• Transcribe the document as it appears in the window. What you type gets transferred to the main document record as transcription, so don't add anything like a transcriber's signature or notes (see below in Navigation for what to do about notes).
  • Only transcribe the document in the record you are working from. Some documents are part of letter books, so you may see many pages or many letters per page. You only need to transcribe the letter whose date, sender, receiver, and content matches the information on the main document page.
  • Record any marginalia or notes written on the document, including postal notations and administrative notes.
  • If the document indicates it is a draft, make sure to note this. Occasionally, you may run into both a draft and a final copy of a document. These are both important. Additionally, include notation in [brackets] of "Private" "Confidential" or "Copy" documents made by the author.
  • Save your work. You may partially transcribe a document and come back to it later if you wish.


  • Preserve the spelling of the document, even if words are misspelled.
  • Spelling can be widely variable, even among documents written by the same person.
  • If you cannot make out a word, include "undecipherable" in [brackets].


  • Preserve punctuation of the document, even if they seem wrong to you.
  • Represent typographical conventions as much as possible. Capitalization, underlining, and strikethroughs are all important pieces of documentary evidence.
  • If you can reproduce a symbol using your keyboard, do so. Otherwise make a note describing the symbol in [brackets].

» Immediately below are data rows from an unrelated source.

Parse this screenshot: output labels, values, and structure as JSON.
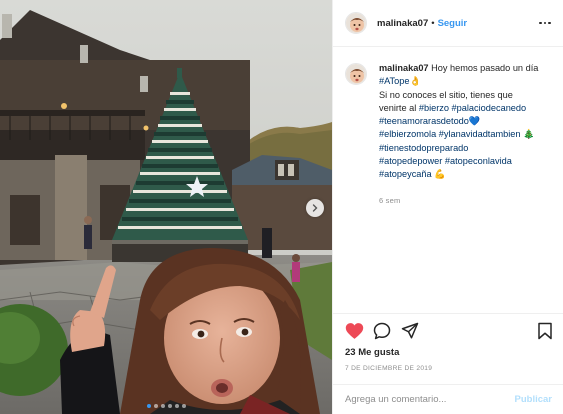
{
  "post": {
    "username": "malinaka07",
    "separator": "•",
    "follow_label": "Seguir",
    "more_icon": "more-horizontal-icon"
  },
  "caption": {
    "username": "malinaka07",
    "line1": "Hoy hemos pasado un día",
    "tag_atope": "#ATope👌",
    "line2": "Si no conoces el sitio, tienes que",
    "line3_text": "venirte al",
    "tag_bierzo": "#bierzo",
    "tag_palacio": "#palaciodecanedo",
    "tag_teenamoraras": "#teenamorarasdetodo",
    "emoji_heart": "💙",
    "tag_elbierzomola": "#elbierzomola",
    "tag_ylanavidad": "#ylanavidadtambien",
    "emoji_tree": "🎄",
    "tag_tienestodo": "#tienestodopreparado",
    "tag_atopedepower": "#atopedepower",
    "tag_atopeconlavida": "#atopeconlavida",
    "tag_atopeycana": "#atopeycaña",
    "emoji_muscle": "💪",
    "time_ago": "6 sem"
  },
  "actions": {
    "like_icon": "heart-icon",
    "comment_icon": "comment-icon",
    "share_icon": "share-icon",
    "save_icon": "bookmark-icon",
    "like_color": "#ed4956"
  },
  "likes_text": "23 Me gusta",
  "date_text": "7 DE DICIEMBRE DE 2019",
  "comment": {
    "placeholder": "Agrega un comentario...",
    "publish_label": "Publicar"
  },
  "carousel": {
    "next_icon": "chevron-right-icon",
    "total_slides": 6,
    "active_slide": 1
  },
  "colors": {
    "link": "#003569",
    "follow": "#3897f0",
    "publish_disabled": "#b2dffc"
  }
}
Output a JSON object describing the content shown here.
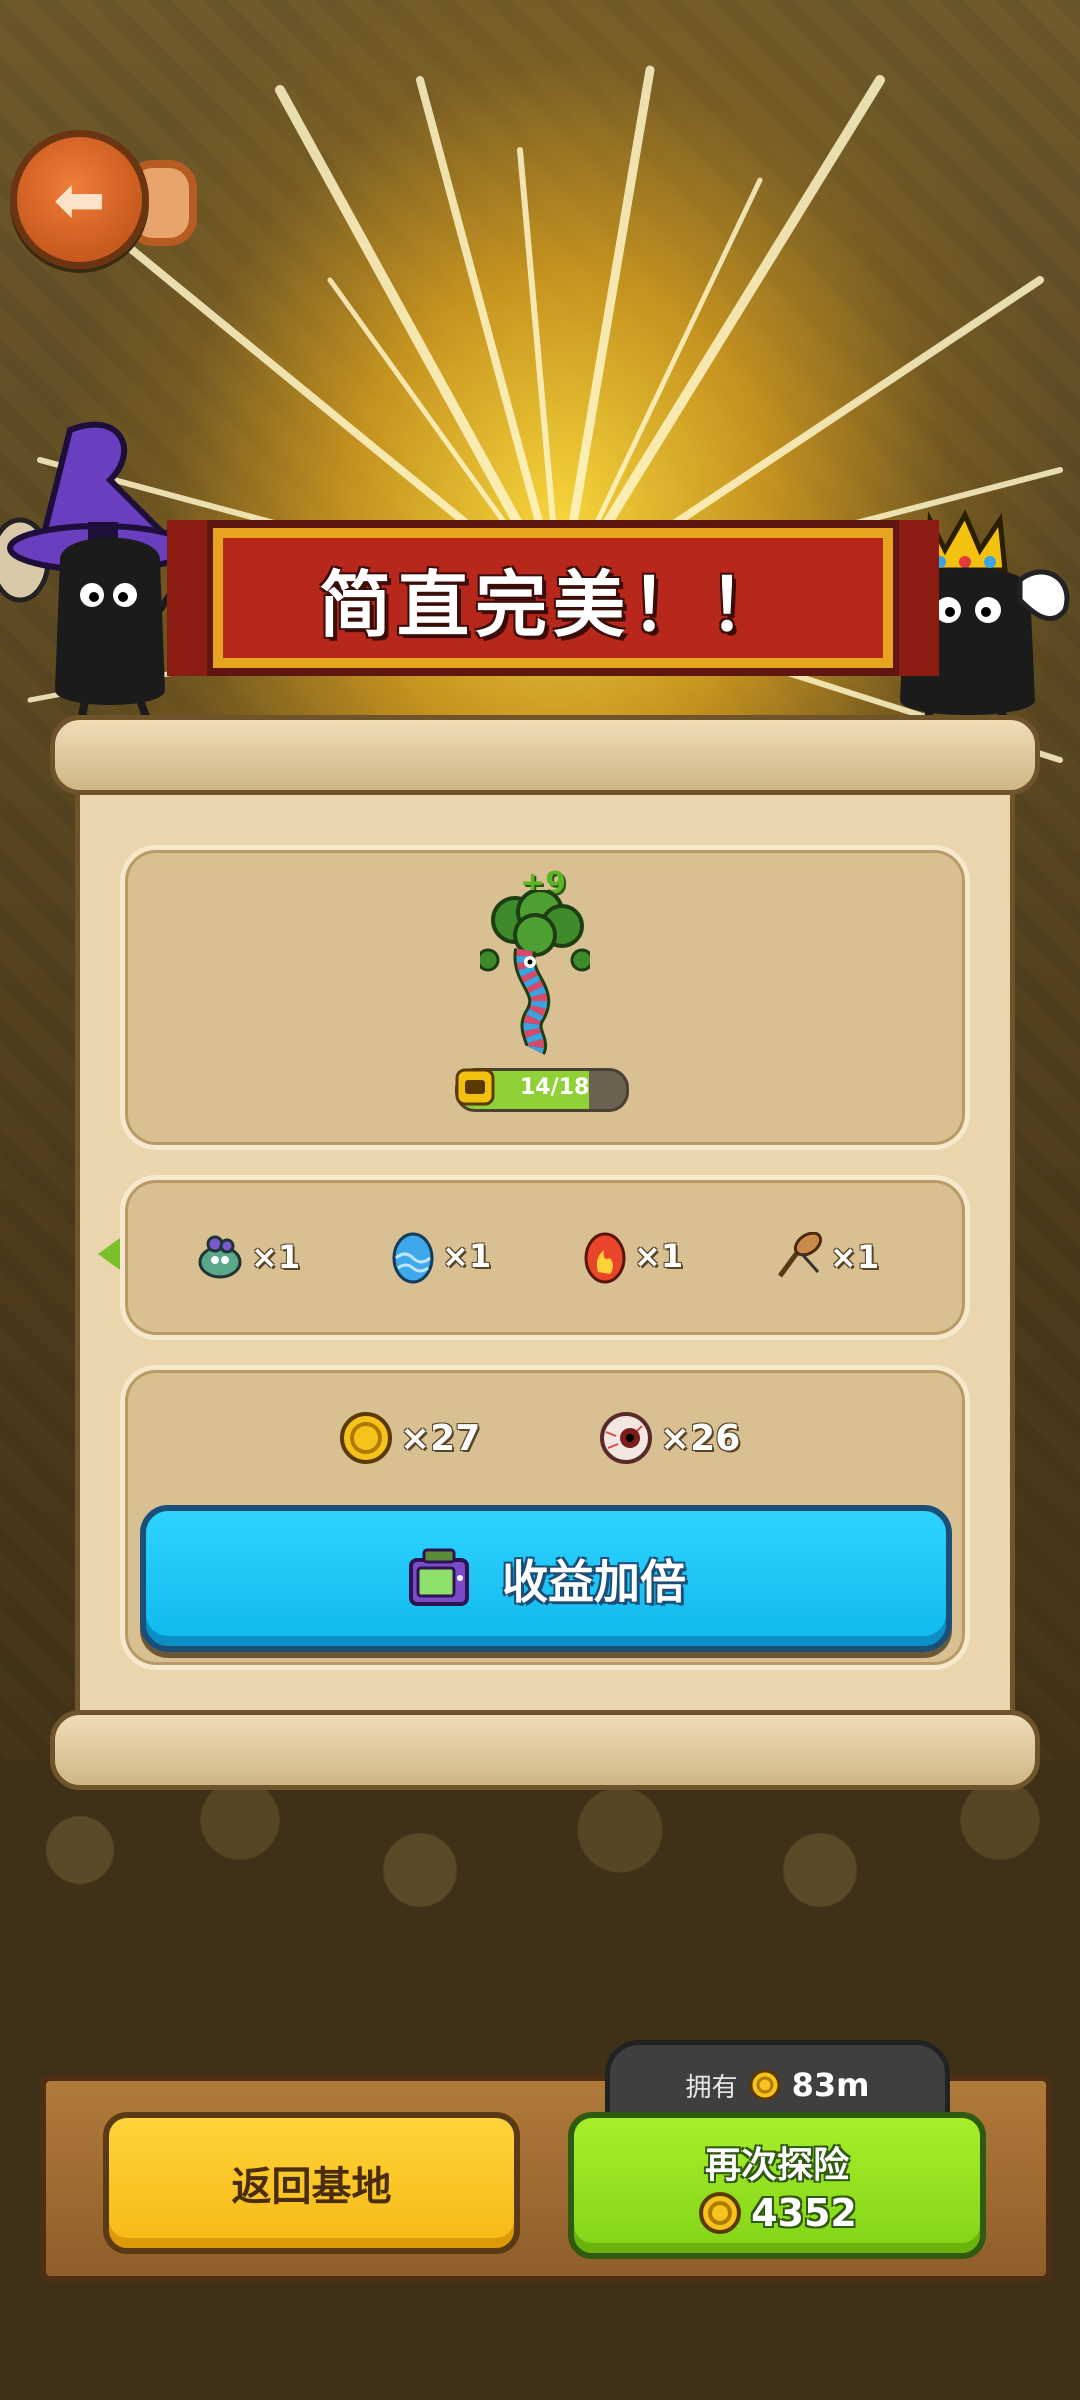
{
  "banner": {
    "title": "简直完美！！"
  },
  "level": {
    "plus": "+9",
    "progress": "14/18",
    "fill_fraction": 0.78
  },
  "rewards": [
    {
      "icon": "monster-icon",
      "qty": "×1"
    },
    {
      "icon": "blue-egg-icon",
      "qty": "×1"
    },
    {
      "icon": "red-egg-icon",
      "qty": "×1"
    },
    {
      "icon": "club-weapon-icon",
      "qty": "×1"
    }
  ],
  "currencies": [
    {
      "icon": "gold-coin-icon",
      "qty": "×27"
    },
    {
      "icon": "eyeball-icon",
      "qty": "×26"
    }
  ],
  "double_button": {
    "label": "收益加倍",
    "icon": "tv-ad-icon"
  },
  "bottom": {
    "own_label": "拥有",
    "own_value": "83m",
    "home_label": "返回基地",
    "again_label": "再次探险",
    "again_cost": "4352"
  },
  "colors": {
    "banner": "#b7271c",
    "double_button": "#19c3f2",
    "home_button": "#f6b915",
    "again_button": "#82d418"
  }
}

  • Superscripts should be noted by using the HTML <sup>, e.g., May 19<sup>th</sup>, 1793.
  • Highlight the text and use the buttons in the toolbar at the top of the editing window to indicate strikethroughs or underlines exactly as in the original.
  • For more advanced formatting options see this list of HTML formatting codes.
  • Do not use the tab button; it causes formatting problems. To indicate a paragraph, user two hard returns to leave a line between the paragraphs in the editing window.
  • Note any illustrations or charts in [brackets], even though you cannot actually reproduce them.


  • Use the toolbar buttons in the media viewer to examine documents more closely by zooming and rotating. You may also pan around the document using your cursor.
  • If you have additional information about the document or wish to explain any of your transcription decisions, use the Notes section to record your notes.

Still confused or unsure? Leave a note for the editors in the Notes window for the document you are transcribing.